The milk swills in her stomach and the toast rises in her throat as she thinks of the gore seeping out of her. If this is what being a woman means, she does not want it.
There is a pause and then ‘My Funny Valentine’ starts again in the next room, and she can hear her mother’s muffled movements through the floor, a crash as she bumps into something.
Lily would keep her company. ‘Lily,’ she calls softly. She knows that other people cannot see Lily; that Frances thinks she is a nut, calls her drool-case if ever she talks about her. ‘It was fine when you were a babby,’ her mother had said. ‘A wee friend of the imagination. But not anymore.’ She had told her not to talk about Lily else people think her simple-minded.
Even Nancy does not really believe.

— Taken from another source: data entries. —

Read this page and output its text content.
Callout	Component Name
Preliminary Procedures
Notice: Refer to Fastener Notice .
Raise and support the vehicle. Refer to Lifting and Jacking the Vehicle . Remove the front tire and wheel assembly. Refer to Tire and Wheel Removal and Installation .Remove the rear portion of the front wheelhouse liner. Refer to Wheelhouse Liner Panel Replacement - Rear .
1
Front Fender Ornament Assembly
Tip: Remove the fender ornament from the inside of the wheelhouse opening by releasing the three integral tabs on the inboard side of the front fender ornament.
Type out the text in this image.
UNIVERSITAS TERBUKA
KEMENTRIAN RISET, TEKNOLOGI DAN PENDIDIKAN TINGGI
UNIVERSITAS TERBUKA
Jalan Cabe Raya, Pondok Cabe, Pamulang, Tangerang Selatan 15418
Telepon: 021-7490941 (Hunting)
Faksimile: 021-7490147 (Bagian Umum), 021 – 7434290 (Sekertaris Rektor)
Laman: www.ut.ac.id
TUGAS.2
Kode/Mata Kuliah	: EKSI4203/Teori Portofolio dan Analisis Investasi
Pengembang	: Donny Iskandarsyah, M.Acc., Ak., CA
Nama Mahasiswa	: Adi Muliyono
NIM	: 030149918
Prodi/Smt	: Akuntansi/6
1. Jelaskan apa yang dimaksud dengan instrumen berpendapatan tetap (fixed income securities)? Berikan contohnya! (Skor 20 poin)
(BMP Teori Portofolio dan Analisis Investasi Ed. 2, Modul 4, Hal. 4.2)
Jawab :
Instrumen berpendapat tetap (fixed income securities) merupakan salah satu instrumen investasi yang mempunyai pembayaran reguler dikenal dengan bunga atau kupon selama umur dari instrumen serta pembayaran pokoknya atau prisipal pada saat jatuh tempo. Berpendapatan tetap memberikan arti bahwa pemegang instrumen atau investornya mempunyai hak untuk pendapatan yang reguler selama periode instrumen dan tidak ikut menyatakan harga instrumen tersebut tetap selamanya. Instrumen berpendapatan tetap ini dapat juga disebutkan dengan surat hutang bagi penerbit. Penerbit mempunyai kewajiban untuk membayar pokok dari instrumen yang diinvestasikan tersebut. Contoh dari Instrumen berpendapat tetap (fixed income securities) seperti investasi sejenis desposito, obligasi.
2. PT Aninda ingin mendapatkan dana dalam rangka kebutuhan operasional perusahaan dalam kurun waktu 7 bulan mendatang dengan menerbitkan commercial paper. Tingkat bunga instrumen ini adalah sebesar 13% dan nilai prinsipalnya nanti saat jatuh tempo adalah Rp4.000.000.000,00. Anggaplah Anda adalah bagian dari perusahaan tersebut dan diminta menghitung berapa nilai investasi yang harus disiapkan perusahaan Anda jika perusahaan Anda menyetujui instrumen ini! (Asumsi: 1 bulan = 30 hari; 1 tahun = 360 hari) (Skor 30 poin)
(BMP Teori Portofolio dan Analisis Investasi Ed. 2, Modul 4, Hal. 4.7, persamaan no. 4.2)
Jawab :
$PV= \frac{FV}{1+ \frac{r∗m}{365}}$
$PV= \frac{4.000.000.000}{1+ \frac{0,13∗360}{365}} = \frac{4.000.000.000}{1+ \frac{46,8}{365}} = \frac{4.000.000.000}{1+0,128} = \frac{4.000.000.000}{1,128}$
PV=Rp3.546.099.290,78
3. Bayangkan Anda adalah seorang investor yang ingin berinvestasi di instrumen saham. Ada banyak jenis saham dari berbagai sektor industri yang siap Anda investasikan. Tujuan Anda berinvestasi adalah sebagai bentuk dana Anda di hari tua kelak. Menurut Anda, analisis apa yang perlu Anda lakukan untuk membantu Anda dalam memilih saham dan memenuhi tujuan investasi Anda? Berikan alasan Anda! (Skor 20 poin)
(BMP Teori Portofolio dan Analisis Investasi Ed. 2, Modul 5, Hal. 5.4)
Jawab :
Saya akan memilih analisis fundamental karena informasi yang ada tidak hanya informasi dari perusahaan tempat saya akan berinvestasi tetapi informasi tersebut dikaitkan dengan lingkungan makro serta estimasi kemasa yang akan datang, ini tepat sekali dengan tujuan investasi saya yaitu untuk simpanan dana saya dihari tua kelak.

It is more like a comforting secret game, if rarely secret, or a game. Lily comes from England, straight out of the picture books Nancy has all about the place. She likes to roll the fancy words like London and Wimbledon around in her mouth as if they are bright marbles, along with Dover, Bristol, Kent, the words from the newspapers and the magazines. Nancy loves the grand, gay British sounds of ticklish, envelope and liquorice. Even though her mother hates the English, Nancy and Lily play milkmaids in the street, filling their pails with puddle water and manhandling the udders of imaginary cows to bring their labours to the court of King George.